I switched back to Apple computers for a bit. And then I ran
a Hackintosh, but that was horrible. Anyone who tells you their Hackintosh
works is a liar. That computer ended up dying during a severe power surge and I
ended up building my own PC and running Windows for the past two years.
Why did I switch?
It was purely a cost-saving measure for my business. In
other words, I didn’t have the cash for a new Mac. I also refuse to go into
debt for equipment, so I had to find something cheap and powerful.
I built my system for $600 and recycled a bunch of old parts
from the Hackintosh. I ended up with a Ryzen 5 2600, 4 TB total of storage, 256
GB PcIE drive, a Radeon RX 560 with 4 GB of VRAM, and 16 GB of RAM. I later
upgraded to a 1TB PcIE drive, 32 GB of RAM, and a new CPU cooler and case for a
total of $200. You just can’t find a modern Mac with those specifications at
How bad is it?
Two things suck about Windows: drivers and aesthetics.
GPU drivers are a pain to update and I have to think about
doing that every so often. I could get them from Windows Update, but then I
wouldn’t have the AMD super resolution features I like so I can get some more mileage
out of my 2013 display.
Drivers also cause problems on lots of other machines. I
personally didn’t have many issues, but lots of people complain about them
You just don’t deal with drivers on Macs. This is a really
huge benefit that gets underplayed, honestly.

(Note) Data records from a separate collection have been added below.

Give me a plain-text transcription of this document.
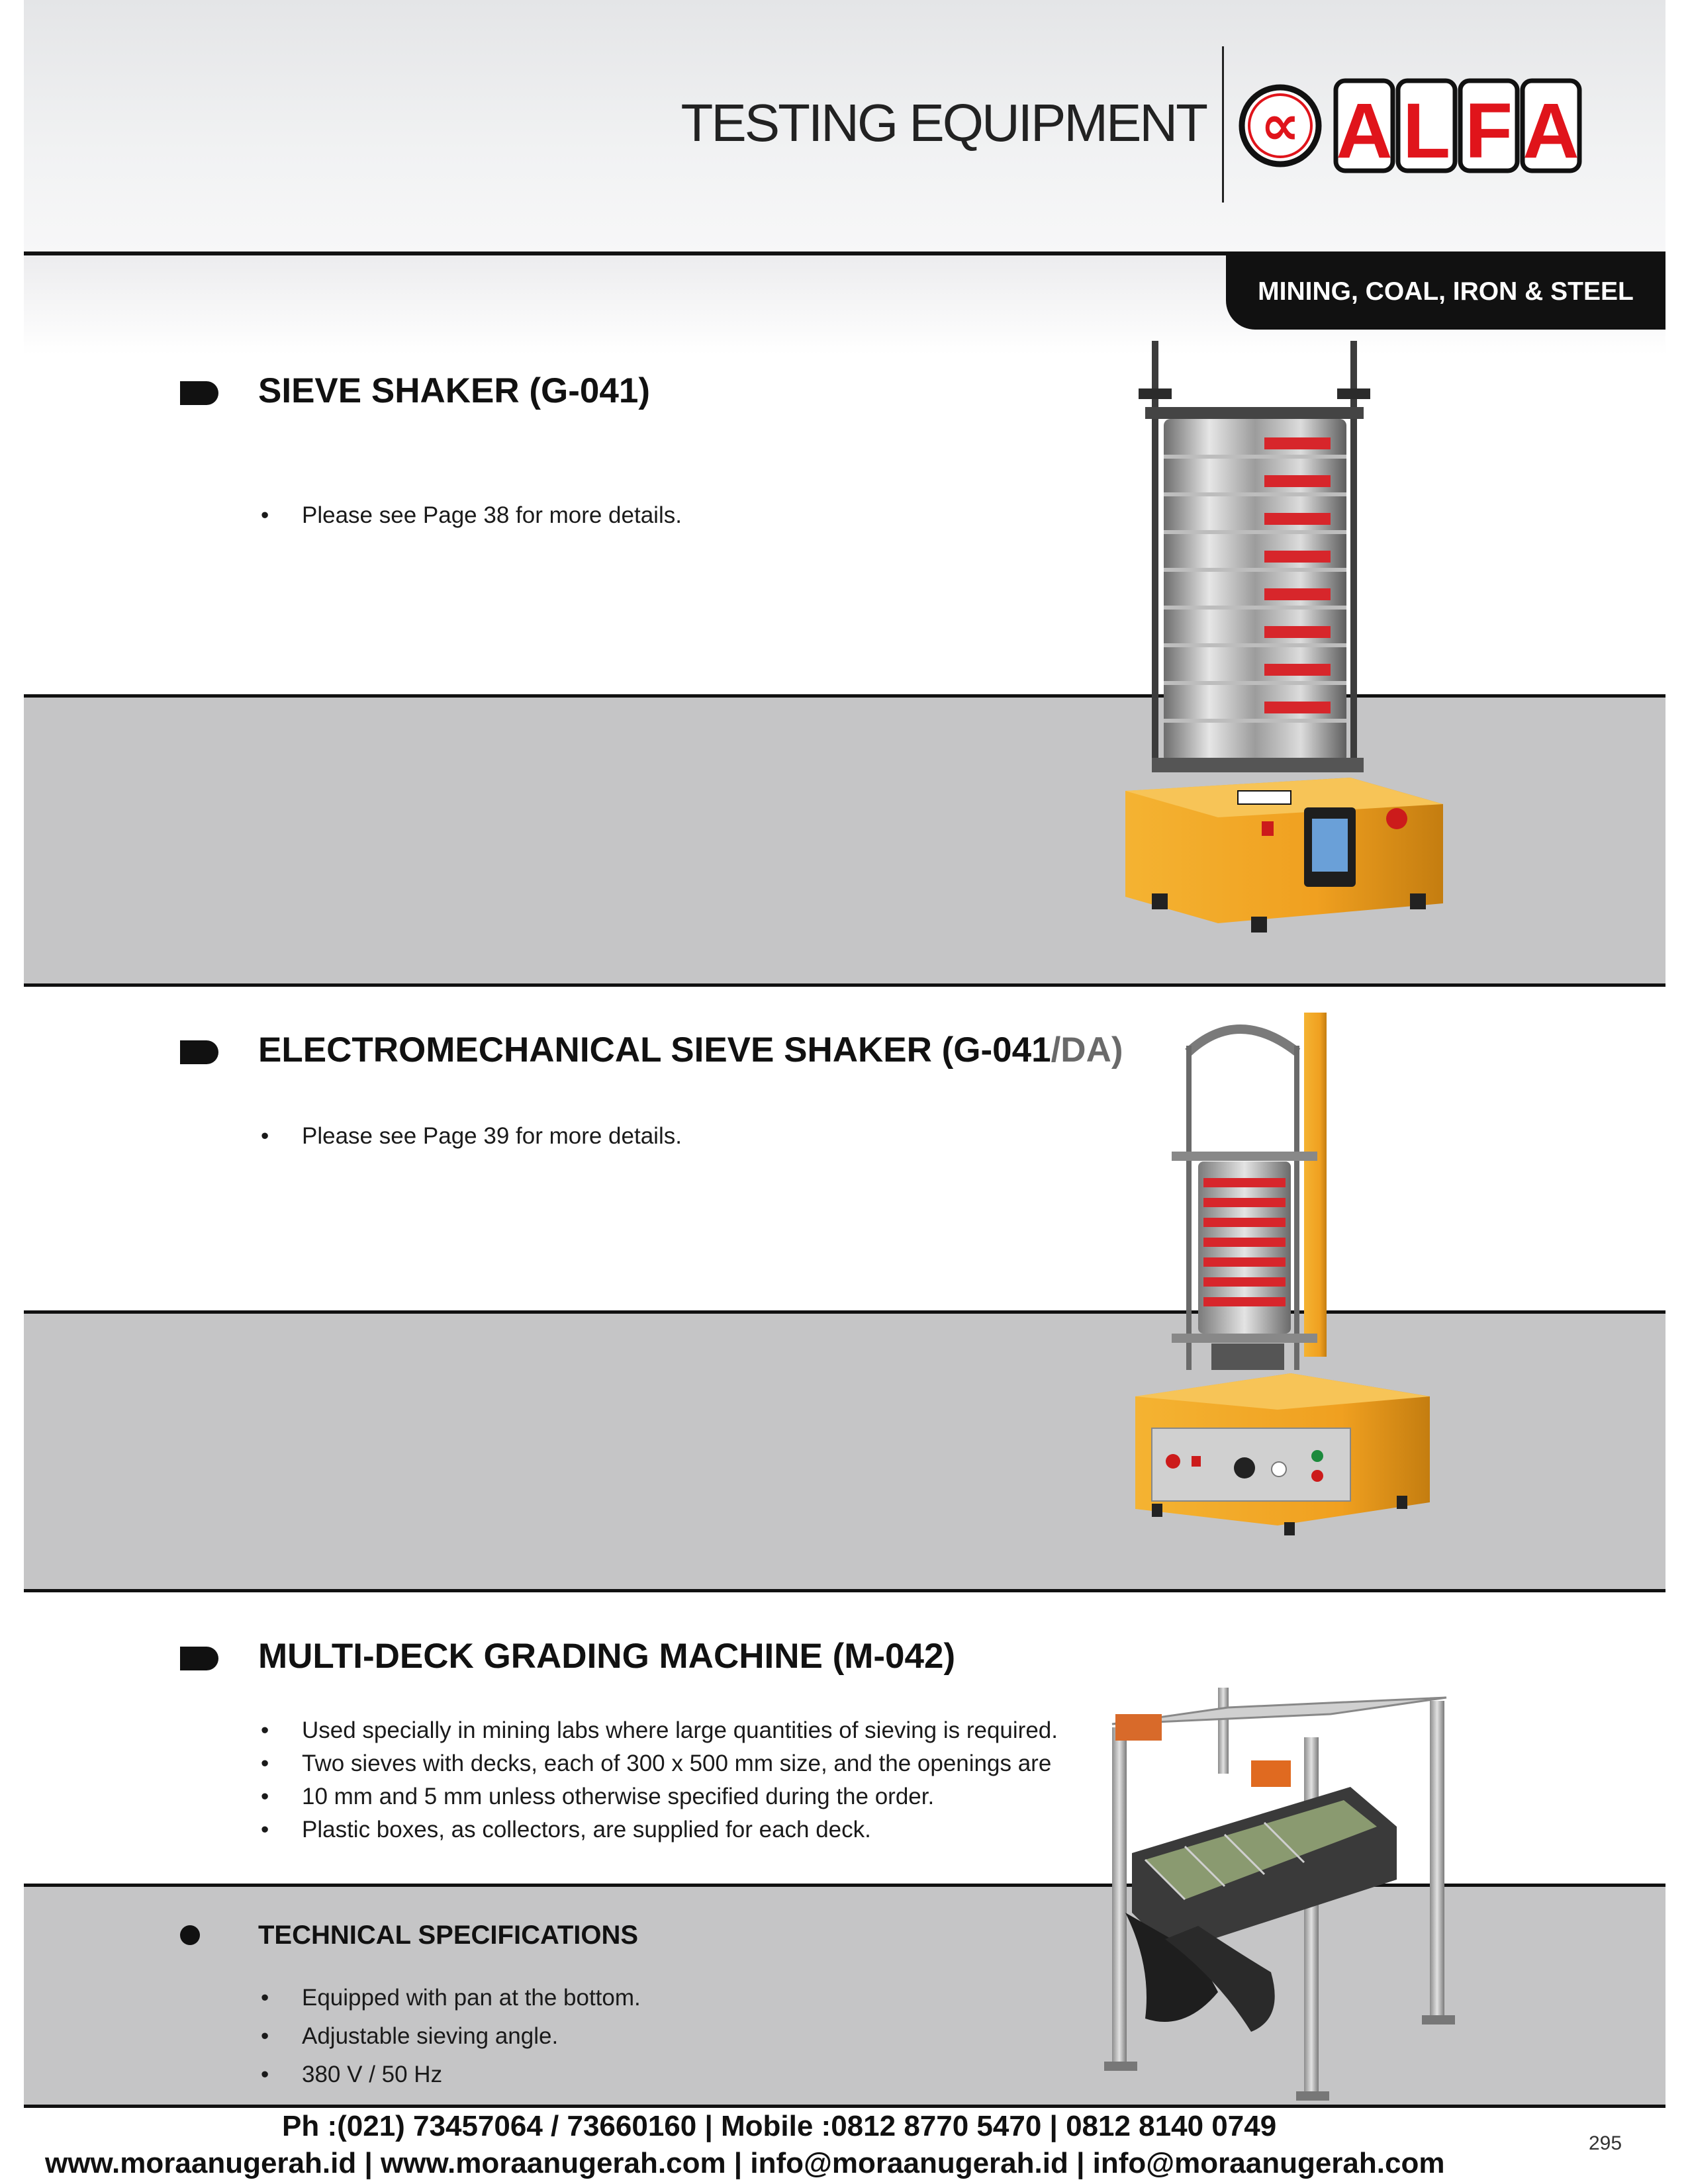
TESTING EQUIPMENT ∝ A L F A
MINING, COAL, IRON & STEEL
SIEVE SHAKER (G-041)
• Please see Page 38 for more details.
ELECTROMECHANICAL SIEVE SHAKER (G-041/DA)
• Please see Page 39 for more details.
MULTI-DECK GRADING MACHINE (M-042)
• Used specially in mining labs where large quantities of sieving is required.
• Two sieves with decks, each of 300 x 500 mm size, and the openings are
• 10 mm and 5 mm unless otherwise specified during the order.
• Plastic boxes, as collectors, are supplied for each deck.
TECHNICAL SPECIFICATIONS
• Equipped with pan at the bottom.
• Adjustable sieving angle.
• 380 V / 50 Hz
Ph :(021) 73457064 / 73660160 | Mobile :0812 8770 5470 | 0812 8140 0749
www.moraanugerah.id | www.moraanugerah.com | info@moraanugerah.id | info@moraanugerah.com
295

Windows is ugly in my opinion. They recycled a bunch of
icons from Windows 95 and recycled them into this mish-mash 70s office
aesthetics meets bargain basement Apple design in this retro future 90s crap they
call Windows 10.
Other people without taste think Windows looks fine, but
I’ll leave that to you. Anyways, taste is too subjective to have any real
discussions about it.
Also, getting used to using the control key for everything
instead of the command key was a bit of a struggle at first.
Are the rumors true?
I was a die-hard Apple fanboy and heard all sorts of rumors
that kept me on the platform out of fear. The truth is that none of them are
- Noticed my computer getting slower over time
- Had disruptive updates that made me miss a
deadline or deleted files
- Had any issues with software stability
- Had my audio equipment perform worse (it performs
- Had malware
- Had demanding programs run slowly or crash
frequently costing money in missed deadlines and time
Is it better?
Windows is the largest desktop operating system in the world
by several orders of magnitude. Consequently, it has a significant objective advantage
over every other platform: software support.
I’m not just talking about the number of programs you can
run. That doesn’t really matter, since most of us use the same sets of software
across Windows and Mac. Software support refers to how much attention the
engineers give their products. It makes sense for businesses to spend the most
time developing and optimizing for the largest platform. Business always do,
and Mac users unfortunately get left in the dust.
Software for Windows is far better optimized and often
performs better than its Mac versions. For instance, Adobe Media Encoder
typically encodes video faster on Windows than the Mac. My computer renders 4k
video from Premiere in real time. I created complicated, old school iTunes
style visualizers in After Effects that took one hour to render for every
minute of 4k video. Macs still can’t do that. Especially not $600 Macs.
Also, Windows software gets updates and new features before
its Mac version. Most of my plugins got 64-bit support in the Windows versions
before the Mac versions.
Updates on Windows are not disruptive compared to Mac.
Updating to Catalina is still problematic for some software. I’m not restricted
to old versions without security updates at this time on Windows like Mac users
Should I switch?
I don’t know, honestly. It…depends. Everyone has different
needs, and you should use what fits you, your budget, and your business.
Obviously, if you’re using one of the few programs that only runs on a Mac, you
should stay on the platform. And, generally, if your computer does what you
want in a reasonable amount of time, there’s just not a good reason to get a
The only position I feel comfortable giving advice is if I
know you as a friend, or we speak for a few hours and I get a good idea of what
your situation is like.
So, I’m not going to make blanket statements on what’s
better or worse for you here. I did speak about benefits of the Windows
platform, but those are objective benefits, and it may not make a difference to
you if you use Apple-only software or you’re happy with your computer. All that
really matters is that your equipment works for you.
It didn’t make sense for me to remain on the Apple platform,
so I moved. That’s just me, though.
I’m not too loyal to any one platform these days. If Apple
makes cost-effective products that offer better performance, I will switch back
when my computer eventually fails or can’t keep up with modern software.
I never got any benefit from being loyal to a brand. Apple
never allowed discounts, and Microsoft won’t give me any money at this point.